Come molti dei suoi compagni di scuola, non era riuscito a diventare un attore, ma tornato in patria era entrato nel giro dei film di kung fu, genere immensamente popolare nei Settanta.
Jackie Chan ha iniziato la sua carriera cinematografica seguendo quella tradizione, ma ha ottenuto vero successo solo quando ha cambiato direzione, sfruttando il suo stile ribelle e le sue doti comiche.

Un'immagine promozionale di Drunken Master, 1978
Drunken Master del 1977, è il film della sua prima consacrazione: vede Jackie nei panni di Wong Fei-Hong, personaggio storico delle arti marziali cinesi raccontato in decine di film (pare siano oltre cento solo nella seconda parte del Novecento), ma la sua interpretazione è tutt’altro che tradizionale. Le versioni precedenti di Wong incarnavano le virtù morali confuciane, quella di Chan si chiede invece se anche lui, in gioventù non fosse stato un ragazzaccio. Così, il suo Wong è pigro, disobbediente e incline ai colpi di testa, e il film flirta evidentemente con l’idea di trasformarsi in una parodia di quel mito.
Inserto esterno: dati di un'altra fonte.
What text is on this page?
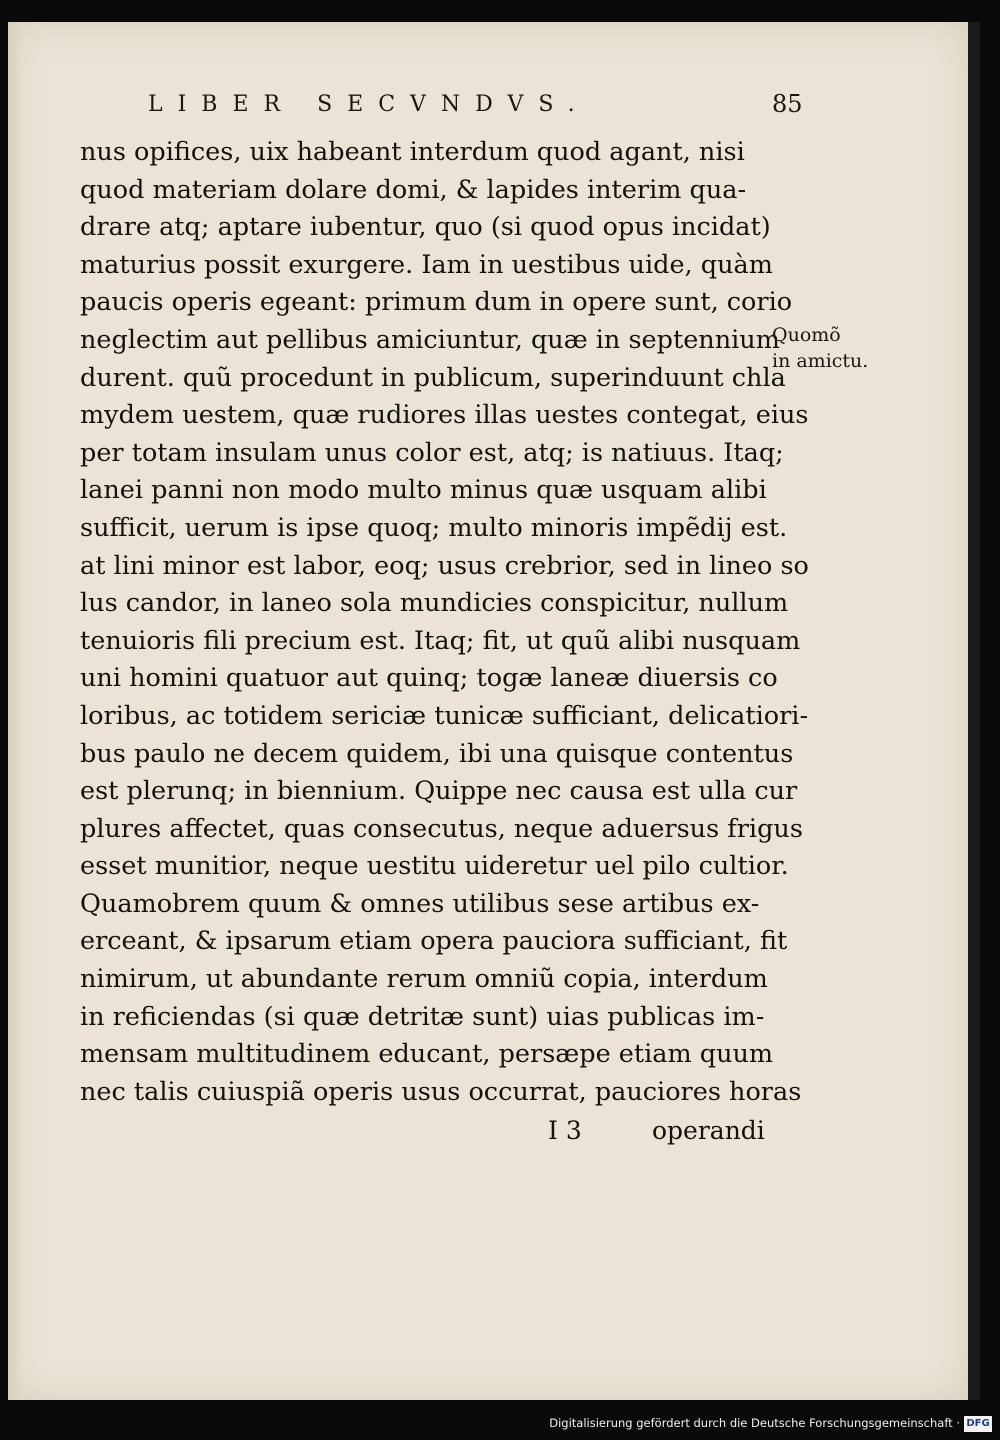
LIBER SECVNDVS.	85
nus opifices, uix habeant interdum quod agant, nisi
quod materiam dolare domi, & lapides interim qua-
drare atq; aptare iubentur, quo (si quod opus incidat)
maturius possit exurgere. Iam in uestibus uide, quàm
paucis operis egeant: primum dum in opere sunt, corio
neglectim aut pellibus amiciuntur, quæ in septennium
durent. quũ procedunt in publicum, superinduunt chla
mydem uestem, quæ rudiores illas uestes contegat, eius
per totam insulam unus color est, atq; is natiuus. Itaq;
lanei panni non modo multo minus quæ usquam alibi
sufficit, uerum is ipse quoq; multo minoris impẽdij est.
at lini minor est labor, eoq; usus crebrior, sed in lineo so
lus candor, in laneo sola mundicies conspicitur, nullum
tenuioris fili precium est. Itaq; fit, ut quũ alibi nusquam
uni homini quatuor aut quinq; togæ laneæ diuersis co
loribus, ac totidem sericiæ tunicæ sufficiant, delicatiori-
bus paulo ne decem quidem, ibi una quisque contentus
est plerunq; in biennium. Quippe nec causa est ulla cur
plures affectet, quas consecutus, neque aduersus frigus
esset munitior, neque uestitu uideretur uel pilo cultior.
Quamobrem quum & omnes utilibus sese artibus ex-
erceant, & ipsarum etiam opera pauciora sufficiant, fit
nimirum, ut abundante rerum omniũ copia, interdum
in reficiendas (si quæ detritæ sunt) uias publicas im-
mensam multitudinem educant, persæpe etiam quum
nec talis cuiuspiã operis usus occurrat, pauciores horas
Quomõ
in amictu.
I 3	operandi
Digitalisierung gefördert durch die Deutsche Forschungsgemeinschaft · DFG
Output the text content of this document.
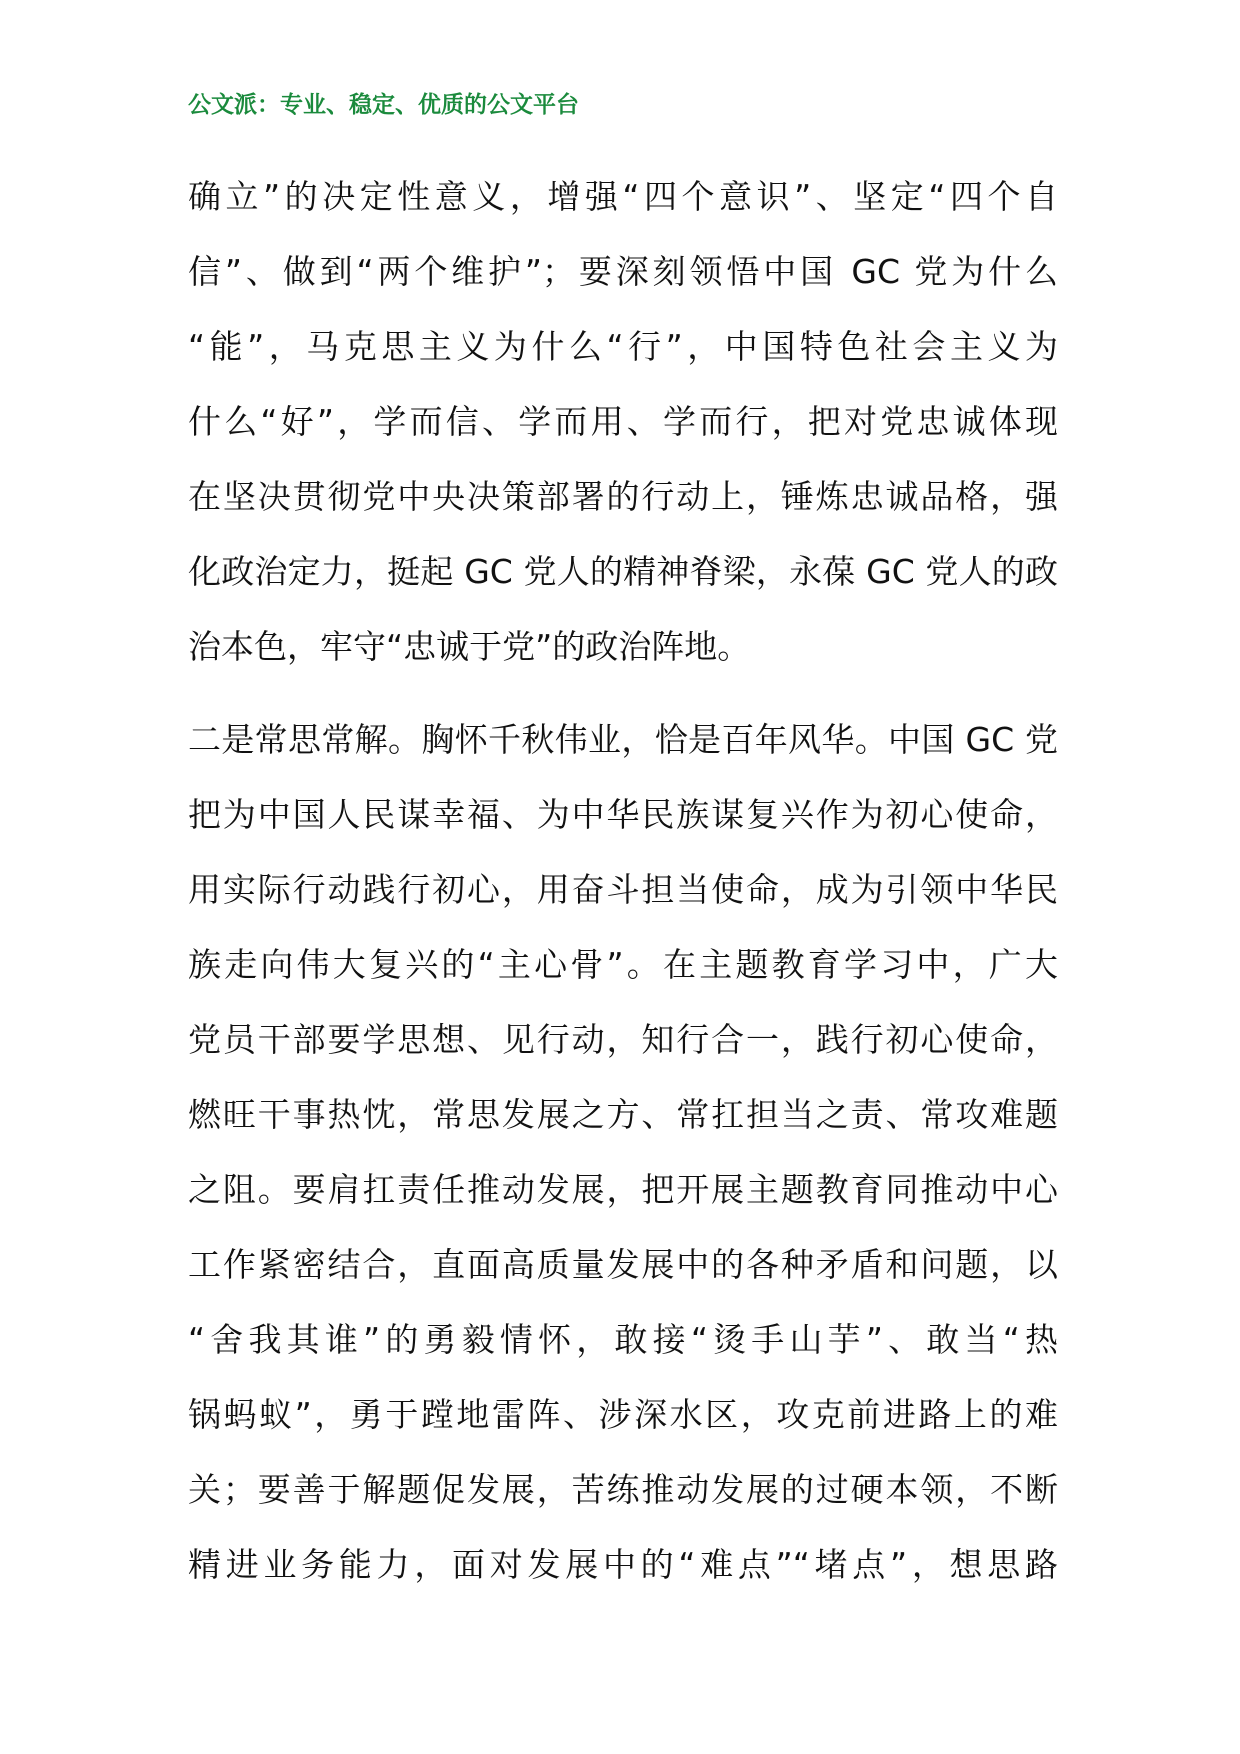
公文派：专业、稳定、优质的公文平台
确立”的决定性意义，增强“四个意识”、坚定“四个自
信”、做到“两个维护”；要深刻领悟中国 GC 党为什么
“能”，马克思主义为什么“行”，中国特色社会主义为
什么“好”，学而信、学而用、学而行，把对党忠诚体现
在坚决贯彻党中央决策部署的行动上，锤炼忠诚品格，强
化政治定力，挺起 GC 党人的精神脊梁，永葆 GC 党人的政
治本色，牢守“忠诚于党”的政治阵地。
二是常思常解。胸怀千秋伟业，恰是百年风华。中国 GC 党
把为中国人民谋幸福、为中华民族谋复兴作为初心使命，
用实际行动践行初心，用奋斗担当使命，成为引领中华民
族走向伟大复兴的“主心骨”。在主题教育学习中，广大
党员干部要学思想、见行动，知行合一，践行初心使命，
燃旺干事热忱，常思发展之方、常扛担当之责、常攻难题
之阻。要肩扛责任推动发展，把开展主题教育同推动中心
工作紧密结合，直面高质量发展中的各种矛盾和问题，以
“舍我其谁”的勇毅情怀，敢接“烫手山芋”、敢当“热
锅蚂蚁”，勇于蹚地雷阵、涉深水区，攻克前进路上的难
关；要善于解题促发展，苦练推动发展的过硬本领，不断
精进业务能力，面对发展中的“难点”“堵点”，想思路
Nonostante il tono ironico e la comicità slapstick degli scontri fisici, il film mette però in scena un mondo giovanile che mai si era visto prima nei film di kung fu, fatto di bullismo, pestaggi, e maestri sadici (niente di autobiografico, naturalmente…). Drunken Master è, ancora una volta, l’avventura di un eroe turbolento, che viene umiliato e sconfitto, ma poi riesce finalmente a sconfiggere il nemico, salvando suo padre e l’intero villaggio. Lo scontro finale di Drunken Master è un simbolo: Chan sconfigge il cattivo “Thunderleg” grazie a un mix di otto stili di arti marziali differenti. Un nuovo ibrido, che riflette l’ibridazione messa in atto dallo stesso protagonista, combinando gli aspetti acrobatici della sua formazione teatrale con i movimenti lineari tipici dei film di kung fu, e soprattutto, con la sua sensibilità comica, davvero inedita per un genere che era diventato famoso nel mondo con i drammoni marziali di Bruce Lee.

Pardo alla carriera a Jackie Chan
Telegiornale 29.04.2025, 12:30
Il passaggio di testimone tra Lee e Chan – i due dragoni del cinema cinese – rappresenta una decisa sterzata verso l’idea di pastiche tipica del post-moderno. Quando la carriera di Jackie Chan decolla davvero, tra gli anni Ottanta e novanta, perfeziona la sua formula di ibridazione dei generi, e si diverte ad applicare il kung fu agli stereotipi di generi diversi, primo tra tutti il poliziesco (compreso il meraviglioso Police Story, programmato in Piazza Grande a Locarno 78): se c’è lui sullo schermo, state pur certi che quel genere di film non finirà con una sparatoria, ma con uno scontro a mani nude. Attentamente coreografato, e pure piuttosto divertente.